But Plunk was happy as a grig in his boat as he paddled towards the mill-wheel, and thought to himself:
“It’s easy to see, fair Dawn-Maiden, that you’ve never known want in this world. I shan’t hanker back after this earth, where I’m leaving nothing but ill-luck behind!”
So he paddled up to the mill-wheel, where round the mill-wheel the mermaids were playing their foolish games. They dived and chased each other through the water; their long hair floated on the waves, their silver fins glittered, and their red lips smiled. And they sat on the mill-wheel and made the sea all foamy around it.
The boat reached the mill-wheel, and Plunk did as the Dawn-Maiden had told him. He held his paddle aloft so that the Dark Deeps should not swallow him, and he politely asked the mill-wheel:
“Round wheel giddy-go-round, please take me down, either to the Dead Dark Deep or to the Sea King’s Palace.”

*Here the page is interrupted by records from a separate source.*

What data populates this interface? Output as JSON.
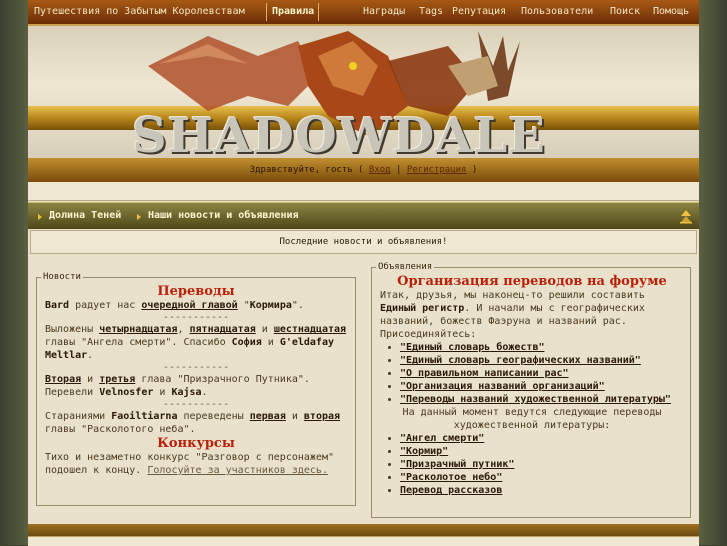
{
  "topnav": {
    "left": [
      "Путешествия по Забытым Королевствам",
      "Правила"
    ],
    "right": [
      "Награды",
      "Tags",
      "Репутация",
      "Пользователи",
      "Поиск",
      "Помощь"
    ]
  },
  "banner": {
    "logo": "SHADOWDALE"
  },
  "greeting": {
    "text": "Здравствуйте, гость",
    "login": "Вход",
    "register": "Регистрация"
  },
  "breadcrumb": [
    "Долина Теней",
    "Наши новости и объявления"
  ],
  "subtitle": "Последние новости и объявления!",
  "news": {
    "legend": "Новости",
    "translations_title": "Переводы",
    "p1": [
      "Bard",
      " радует нас ",
      "очередной главой",
      " \"",
      "Кормира",
      "\"."
    ],
    "dash": "-----------",
    "p2": [
      "Выложены ",
      "четырнадцатая",
      ", ",
      "пятнадцатая",
      " и ",
      "шестнадцатая",
      " главы \"Ангела смерти\". Спасибо ",
      "София",
      " и ",
      "G'eldafay Meltlar",
      "."
    ],
    "p3": [
      "Вторая",
      " и ",
      "третья",
      " глава \"Призрачного Путника\". Перевели ",
      "Velnosfer",
      " и ",
      "Kajsa",
      "."
    ],
    "p4": [
      "Стараниями ",
      "Faoiltiarna",
      " переведены ",
      "первая",
      " и ",
      "вторая",
      " главы \"Расколотого неба\"."
    ],
    "contests_title": "Конкурсы",
    "p5": [
      "Тихо и незаметно конкурс \"Разговор с персонажем\" подошел к концу. ",
      "Голосуйте за участников здесь."
    ]
  },
  "announcements": {
    "legend": "Объявления",
    "title": "Организация переводов на форуме",
    "intro_a": "Итак, друзья, мы наконец-то решили составить ",
    "intro_b": "Единый регистр",
    "intro_c": ". И начали мы с географических названий, божеств Фаэруна и названий рас. Присоединяйтесь:",
    "list1": [
      "\"Единый словарь божеств\"",
      "\"Единый словарь географических названий\"",
      "\"О правильном написании рас\"",
      "\"Организация названий организаций\"",
      "\"Переводы названий художественной литературы\""
    ],
    "middle": "На данный момент ведутся следующие переводы художественной литературы:",
    "list2": [
      "\"Ангел смерти\"",
      "\"Кормир\"",
      "\"Призрачный путник\"",
      "\"Расколотое небо\"",
      "Перевод рассказов"
    ]
  },
  "colors": {
    "accent_red": "#b8200a",
    "bar_brown": "#6a2c06",
    "nav_olive": "#4d4818"
  }
}
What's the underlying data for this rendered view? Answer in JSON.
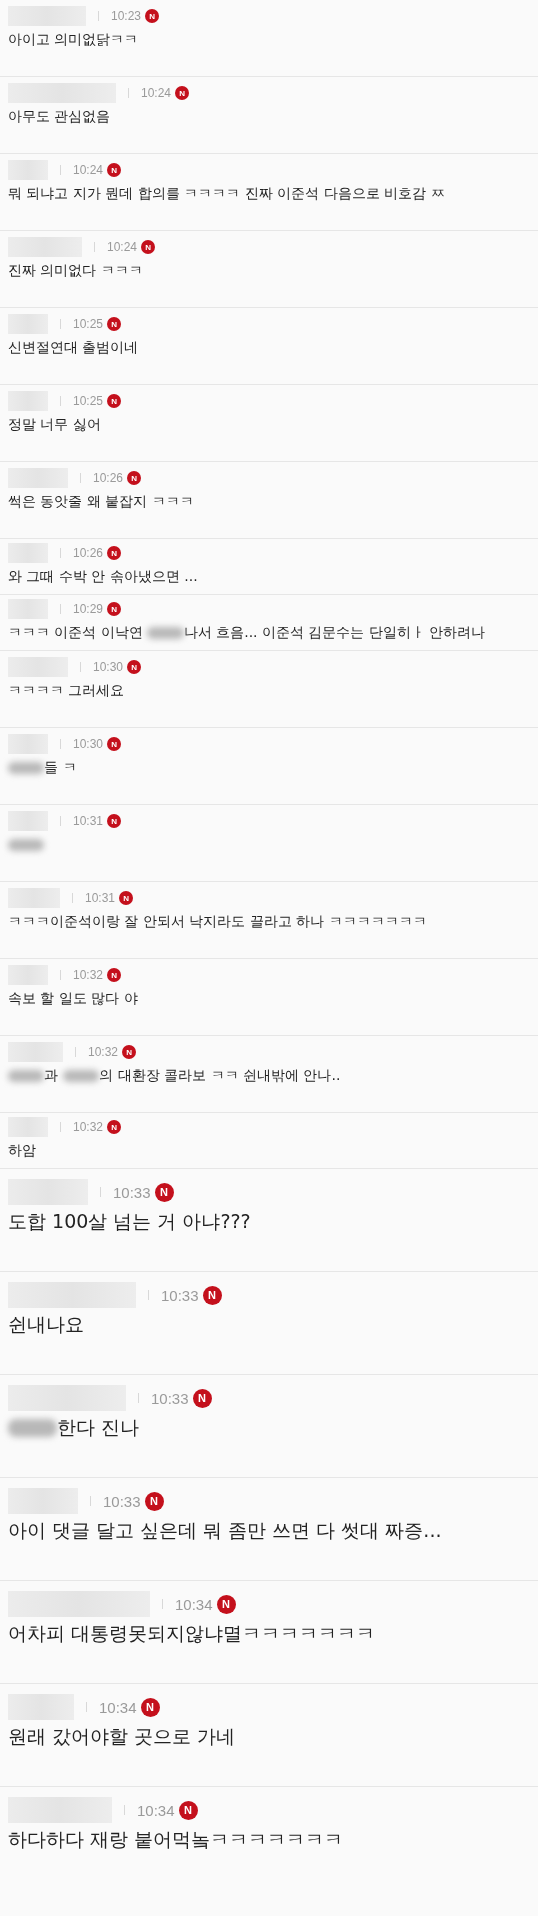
{
  "comments": [
    {
      "kind": "compact",
      "time": "10:23",
      "badge": "N",
      "segments": [
        {
          "kind": "text",
          "text": "아이고 의미없닭ㅋㅋ"
        }
      ]
    },
    {
      "kind": "compact",
      "time": "10:24",
      "badge": "N",
      "segments": [
        {
          "kind": "text",
          "text": "아무도 관심없음"
        }
      ]
    },
    {
      "kind": "compact",
      "time": "10:24",
      "badge": "N",
      "segments": [
        {
          "kind": "text",
          "text": "뭐 되냐고 지가 뭔데 합의를 ㅋㅋㅋㅋ 진짜 이준석 다음으로 비호감 ㅉ"
        }
      ]
    },
    {
      "kind": "compact",
      "time": "10:24",
      "badge": "N",
      "segments": [
        {
          "kind": "text",
          "text": "진짜 의미없다 ㅋㅋㅋ"
        }
      ]
    },
    {
      "kind": "compact",
      "time": "10:25",
      "badge": "N",
      "segments": [
        {
          "kind": "text",
          "text": "신변절연대 출범이네"
        }
      ]
    },
    {
      "kind": "compact",
      "time": "10:25",
      "badge": "N",
      "segments": [
        {
          "kind": "text",
          "text": "정말 너무 싫어"
        }
      ]
    },
    {
      "kind": "compact",
      "time": "10:26",
      "badge": "N",
      "segments": [
        {
          "kind": "text",
          "text": "썩은 동앗줄 왜 붙잡지 ㅋㅋㅋ"
        }
      ]
    },
    {
      "kind": "tight",
      "time": "10:26",
      "badge": "N",
      "segments": [
        {
          "kind": "text",
          "text": "와 그때 수박 안 솎아냈으면 ..."
        }
      ]
    },
    {
      "kind": "tight",
      "time": "10:29",
      "badge": "N",
      "segments": [
        {
          "kind": "text",
          "text": "ㅋㅋㅋ 이준석 이낙연 "
        },
        {
          "kind": "blur"
        },
        {
          "kind": "text",
          "text": "나서 흐음... 이준석 김문수는 단일히ㅏ 안하려나"
        }
      ]
    },
    {
      "kind": "compact",
      "time": "10:30",
      "badge": "N",
      "segments": [
        {
          "kind": "text",
          "text": "ㅋㅋㅋㅋ 그러세요"
        }
      ]
    },
    {
      "kind": "compact",
      "time": "10:30",
      "badge": "N",
      "segments": [
        {
          "kind": "blur"
        },
        {
          "kind": "text",
          "text": "들 ㅋ"
        }
      ]
    },
    {
      "kind": "compact",
      "time": "10:31",
      "badge": "N",
      "segments": [
        {
          "kind": "blur"
        }
      ]
    },
    {
      "kind": "compact",
      "time": "10:31",
      "badge": "N",
      "segments": [
        {
          "kind": "text",
          "text": "ㅋㅋㅋ이준석이랑 잘 안되서 낙지라도 끌라고 하나 ㅋㅋㅋㅋㅋㅋㅋ"
        }
      ]
    },
    {
      "kind": "compact",
      "time": "10:32",
      "badge": "N",
      "segments": [
        {
          "kind": "text",
          "text": "속보 할 일도 많다 야"
        }
      ]
    },
    {
      "kind": "compact",
      "time": "10:32",
      "badge": "N",
      "segments": [
        {
          "kind": "blur"
        },
        {
          "kind": "text",
          "text": "과 "
        },
        {
          "kind": "blur"
        },
        {
          "kind": "text",
          "text": "의 대환장 콜라보 ㅋㅋ 쉰내밖에 안나.."
        }
      ]
    },
    {
      "kind": "tight",
      "time": "10:32",
      "badge": "N",
      "segments": [
        {
          "kind": "text",
          "text": "하암"
        }
      ]
    },
    {
      "kind": "large",
      "time": "10:33",
      "badge": "N",
      "segments": [
        {
          "kind": "text",
          "text": "도합 100살 넘는 거 아냐???"
        }
      ]
    },
    {
      "kind": "large",
      "time": "10:33",
      "badge": "N",
      "segments": [
        {
          "kind": "text",
          "text": "쉰내나요"
        }
      ]
    },
    {
      "kind": "large",
      "time": "10:33",
      "badge": "N",
      "segments": [
        {
          "kind": "blur"
        },
        {
          "kind": "text",
          "text": "한다 진나"
        }
      ]
    },
    {
      "kind": "large",
      "time": "10:33",
      "badge": "N",
      "segments": [
        {
          "kind": "text",
          "text": "아이 댓글 달고 싶은데 뭐 좀만 쓰면 다 썻대 짜증..."
        }
      ]
    },
    {
      "kind": "large",
      "time": "10:34",
      "badge": "N",
      "segments": [
        {
          "kind": "text",
          "text": "어차피 대통령못되지않냐멸ㅋㅋㅋㅋㅋㅋㅋ"
        }
      ]
    },
    {
      "kind": "large",
      "time": "10:34",
      "badge": "N",
      "segments": [
        {
          "kind": "text",
          "text": "원래 갔어야할 곳으로 가네"
        }
      ]
    },
    {
      "kind": "large",
      "time": "10:34",
      "badge": "N",
      "segments": [
        {
          "kind": "text",
          "text": "하다하다 재랑 붙어먹놐ㅋㅋㅋㅋㅋㅋㅋ"
        }
      ]
    }
  ]
}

As Plunk said this, the mermaids came swishing along like so many silver fish, swarmed round the mill-wheel, seized the spokes in their snowy hands, and began to turn the wheel—swiftly, giddily.
An eddy formed in the sea—a fierce eddy, a terrible whirlpool. The whirlpool caught Plunk; it swept him round like a twig, and sucked him down to the Sea King’s fastness.
Plunk’s ears were still ringing with the swirl of the sea and the mermaids’ silly laughter when he suddenly found himself sitting on beautiful sand—fine sand of pure gold.
Plunk looked round and cried out: “Ho, there’s a wonder for you! A whole field of golden sand.”
Now what Plunk had taken to be a big field was only the great Hall of the Sea King. Round the Hall stood the sea like a marble wall, and above the Hall hung the sea, like a glass dome. Down from the stone Gold-a-Fire streamed a bluish glare, livid and pale as moonlight. From the ceiling hung festoons of pearls, and on the floor below stood tables of coral.